I am thinking of doing the low-level functions (BII_add, _sub, _mul, _mli, _div, _dvi) in assembler. That should speed things up enormously. If I'm going to do that I'll make some test cases first to check the speed in pure Basic so I can compare it with the assembler version. I'm not guaranteeing anything because I am very busy with work right now and I'm also thinking about writing high-precision (128-bit) floating-point functions.

kryton9
31-01-2011, 00:26
Otherwise some poor soul will have to go through the code line by line.

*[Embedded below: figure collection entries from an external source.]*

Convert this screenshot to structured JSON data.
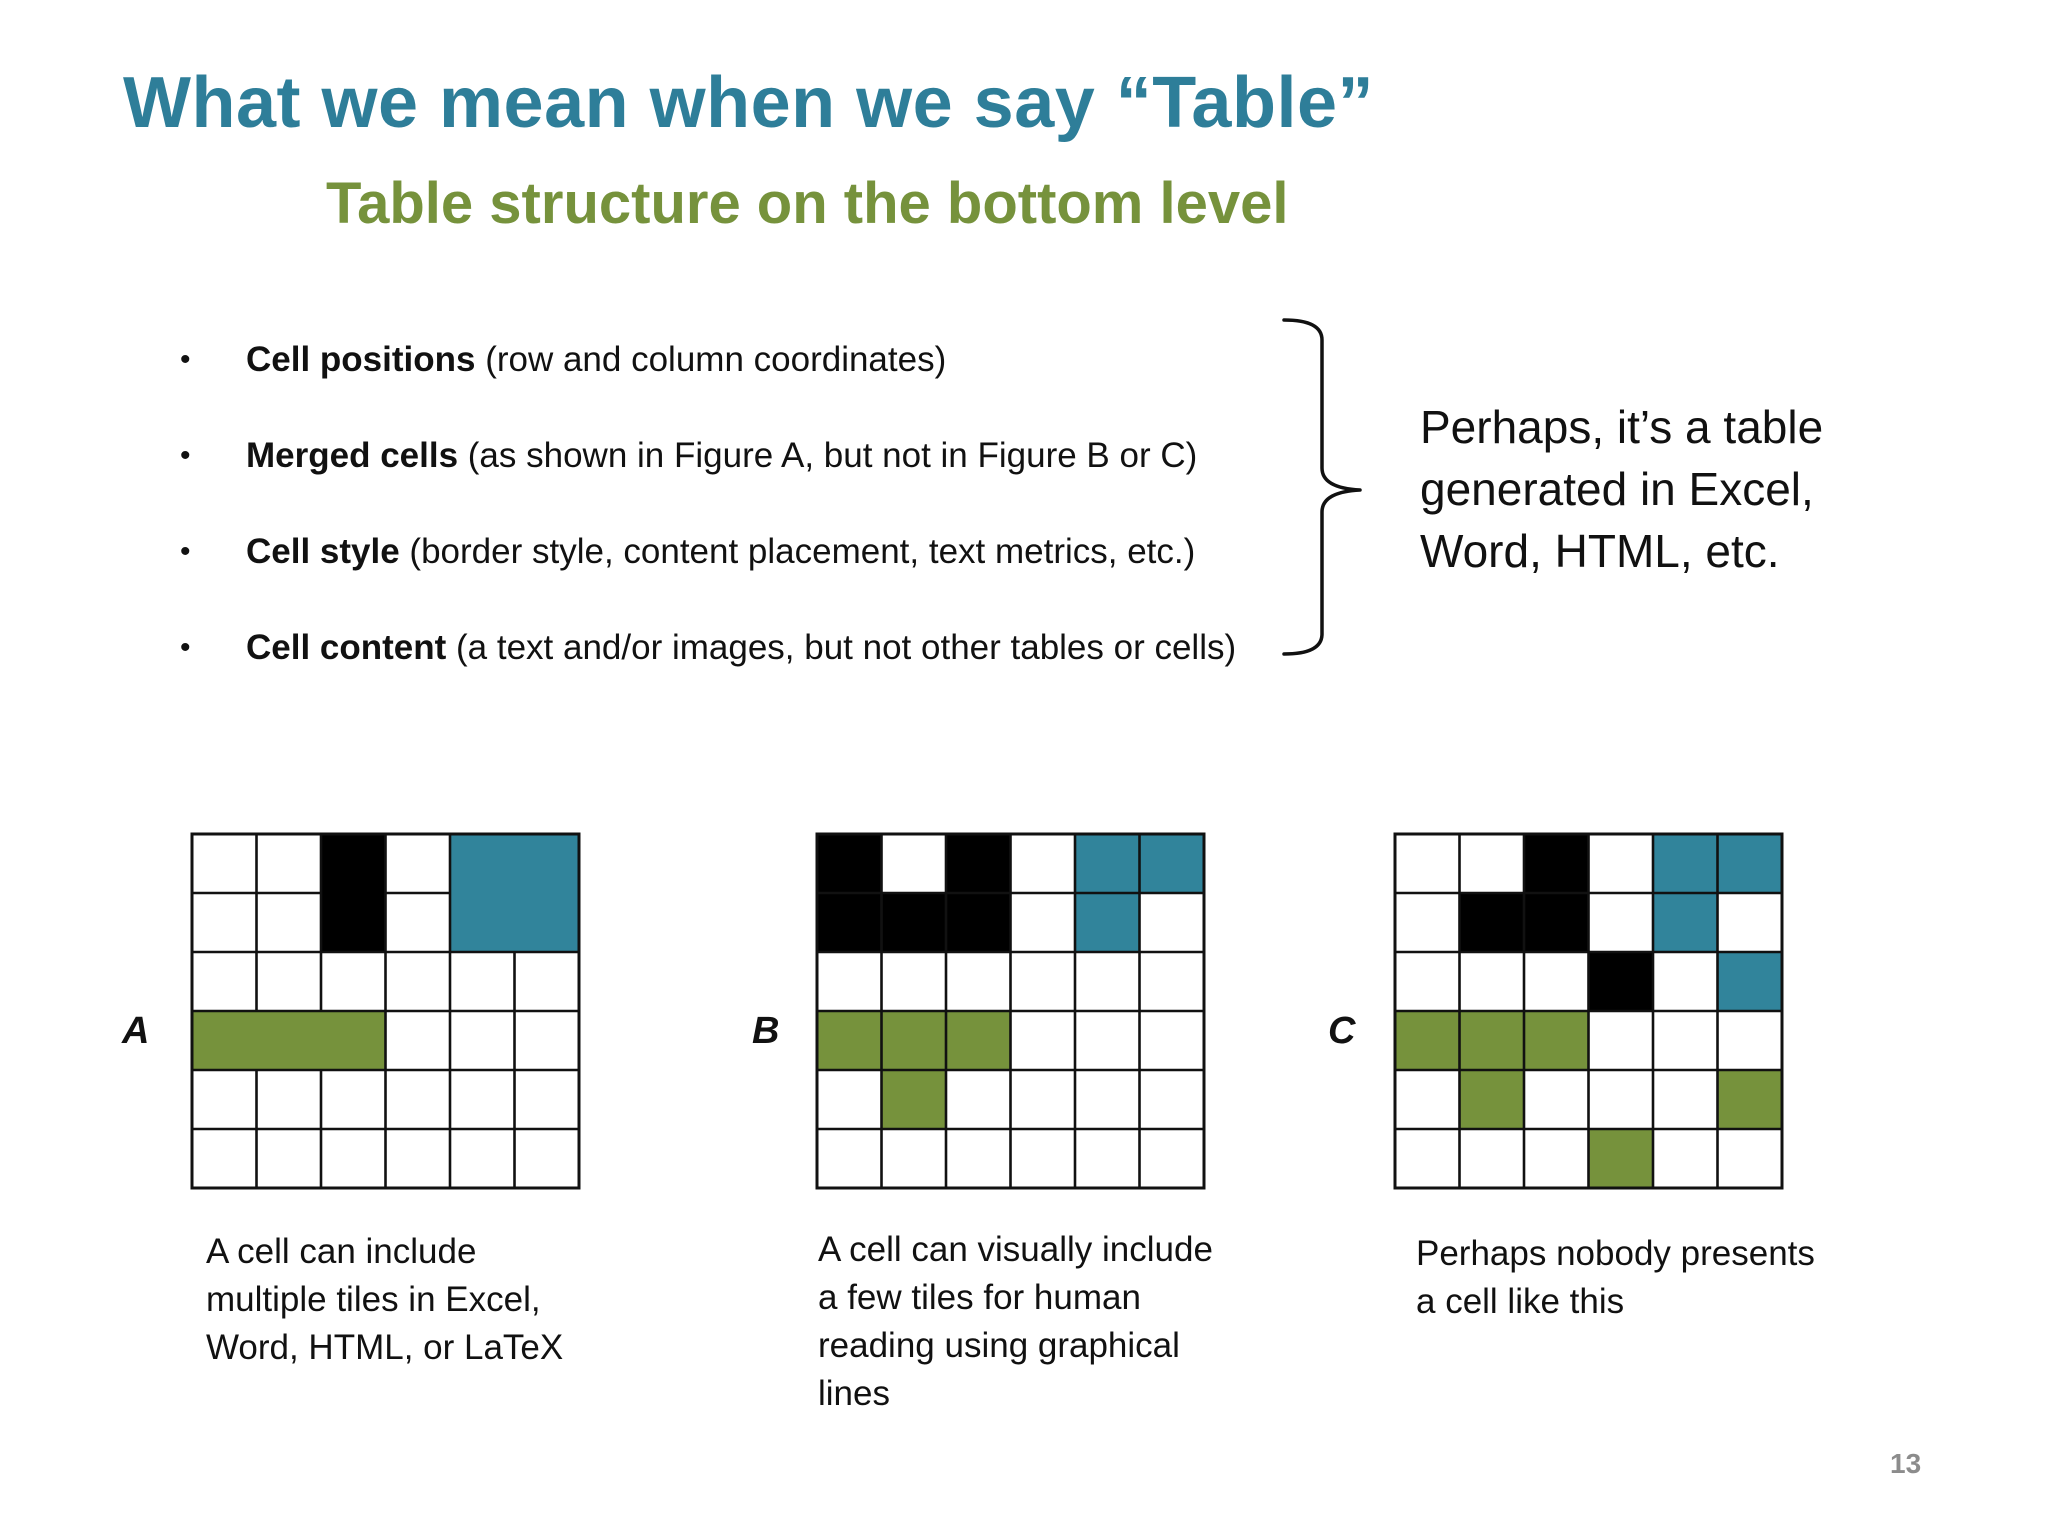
{
  "slide": {
    "title": "What we mean when we say “Table”",
    "subtitle": "Table structure on the bottom level",
    "page_number": "13"
  },
  "bullets": [
    {
      "bold": "Cell positions",
      "rest": " (row and column coordinates)"
    },
    {
      "bold": "Merged cells",
      "rest": " (as shown in Figure A, but not in Figure B or C)"
    },
    {
      "bold": "Cell style",
      "rest": " (border style, content placement, text metrics, etc.)"
    },
    {
      "bold": "Cell content",
      "rest": " (a text and/or images, but not other tables or cells)"
    }
  ],
  "callout": {
    "lines": [
      "Perhaps, it’s a table",
      "generated in Excel,",
      "Word, HTML, etc."
    ]
  },
  "colors": {
    "black": "#000000",
    "blue": "#31849b",
    "green": "#76923c",
    "white": "#ffffff",
    "title": "#2e7e99",
    "subtitle": "#76923c"
  },
  "figures": [
    {
      "label": "A",
      "grid": [
        [
          "w",
          "w",
          "k",
          "w",
          "b",
          "b"
        ],
        [
          "w",
          "w",
          "k",
          "w",
          "b",
          "b"
        ],
        [
          "w",
          "w",
          "w",
          "w",
          "w",
          "w"
        ],
        [
          "g",
          "g",
          "g",
          "w",
          "w",
          "w"
        ],
        [
          "w",
          "w",
          "w",
          "w",
          "w",
          "w"
        ],
        [
          "w",
          "w",
          "w",
          "w",
          "w",
          "w"
        ]
      ],
      "merged": true,
      "caption": [
        "A cell can include",
        "multiple tiles in Excel,",
        "Word, HTML, or LaTeX"
      ]
    },
    {
      "label": "B",
      "grid": [
        [
          "k",
          "w",
          "k",
          "w",
          "b",
          "b"
        ],
        [
          "k",
          "k",
          "k",
          "w",
          "b",
          "w"
        ],
        [
          "w",
          "w",
          "w",
          "w",
          "w",
          "w"
        ],
        [
          "g",
          "g",
          "g",
          "w",
          "w",
          "w"
        ],
        [
          "w",
          "g",
          "w",
          "w",
          "w",
          "w"
        ],
        [
          "w",
          "w",
          "w",
          "w",
          "w",
          "w"
        ]
      ],
      "merged": false,
      "caption": [
        "A cell can visually include",
        "a few tiles for human",
        "reading using graphical",
        "lines"
      ]
    },
    {
      "label": "C",
      "grid": [
        [
          "w",
          "w",
          "k",
          "w",
          "b",
          "b"
        ],
        [
          "w",
          "k",
          "k",
          "w",
          "b",
          "w"
        ],
        [
          "w",
          "w",
          "w",
          "k",
          "w",
          "b"
        ],
        [
          "g",
          "g",
          "g",
          "w",
          "w",
          "w"
        ],
        [
          "w",
          "g",
          "w",
          "w",
          "w",
          "g"
        ],
        [
          "w",
          "w",
          "w",
          "g",
          "w",
          "w"
        ]
      ],
      "merged": false,
      "caption": [
        "Perhaps nobody presents",
        "a cell like this"
      ]
    }
  ]
}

Here is a proper hint and it should lead you directly to the Easter Egg.

all your base IS belong to us

And that's all I'm going to say about it. ;)

That clue is a play on a very famous line from the video game Zero Wing. The line in the game is "All your base belong to us", this was broken English translation from the original in Japanese.

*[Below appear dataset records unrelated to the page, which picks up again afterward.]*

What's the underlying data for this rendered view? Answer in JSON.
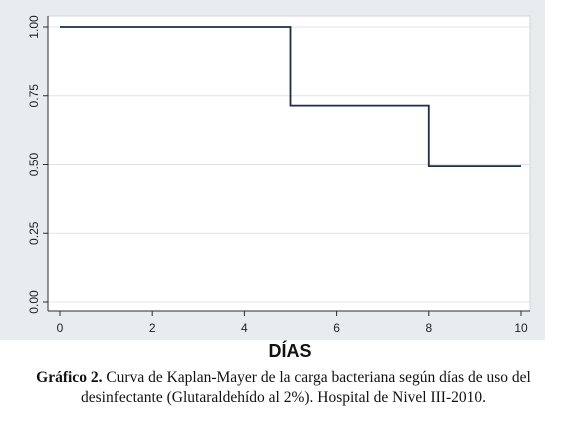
{
  "chart_data": {
    "type": "line",
    "step": true,
    "title": "",
    "xlabel": "DÍAS",
    "ylabel": "",
    "xlim": [
      0,
      10
    ],
    "ylim": [
      0,
      1
    ],
    "x_ticks": [
      0,
      2,
      4,
      6,
      8,
      10
    ],
    "y_ticks": [
      0,
      0.25,
      0.5,
      0.75,
      1
    ],
    "x_tick_labels": [
      "0",
      "2",
      "4",
      "6",
      "8",
      "10"
    ],
    "y_tick_labels": [
      "0.00",
      "0.25",
      "0.50",
      "0.75",
      "1.00"
    ],
    "grid": "horizontal",
    "legend": "none",
    "series": [
      {
        "x": [
          0,
          5,
          8,
          10
        ],
        "y": [
          1.0,
          0.714,
          0.494,
          0.494
        ],
        "color": "#1a2e44"
      }
    ],
    "colors": {
      "plot_bg": "#ffffff",
      "outer_bg": "#e8ecef",
      "grid": "#dfe3e6"
    }
  },
  "caption": {
    "lead": "Gráfico 2.",
    "text": " Curva de Kaplan-Mayer de la carga bacteriana según días de uso del desinfectante (Glutaraldehído al 2%). Hospital de Nivel III-2010."
  }
}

I hope perhaps this trivia will help someone spot the Easter Egg. I'll keep looking myself.

Johannes
31-01-2011, 11:15
The line in the game is "All your base belong to us", this was broken English translation from the original in Japanese.
The line from the video game is not quite as you quoted it here. ;)

Johannes
31-01-2011, 11:56
BigInt_Nrt may give incorrect results if the power is larger than or equal to &h80000000 (two billion and a bit). I have a fix for this so this is temporary.

BigInt_Nrt2 may give incorrect results if the power is 34. I will change the check within the function.

BigInt_Fac, BigInt_Prm and BigInt_Cmb may give incorrect results if N is larger than or equal to &h80000000.

All problems arise from the fact that I do not have a native unsigned 64-bit integer data type in thinBasic. If (if!) I change the internal functions to assembler (in this case I'm talking about BII_mli) this problem will be solved. As stated, I can correct BigInt_Nrt without having to go to assembler, but the three billionth Fibonacci number is off-limits for the time being...

Johannes
08-02-2011, 01:31
Corrected the bugs in BigInt_Nrt and BigInt_Nrt2 as mentioned above, and two other minor bugs (in the string-to-BigInteger conversion). See attached file.

I'm stopping further development on BigInt in thinBasic. I've begun converting these functions to a thinBasic module in PowerBASIC and right now I'm at the point that I'll have to start porting the internal (BII_) functions. It's half past midnight and I have to go to work in less than eight hours... :p

As soon as I have something that's testable I'll make a posting over in the new module section.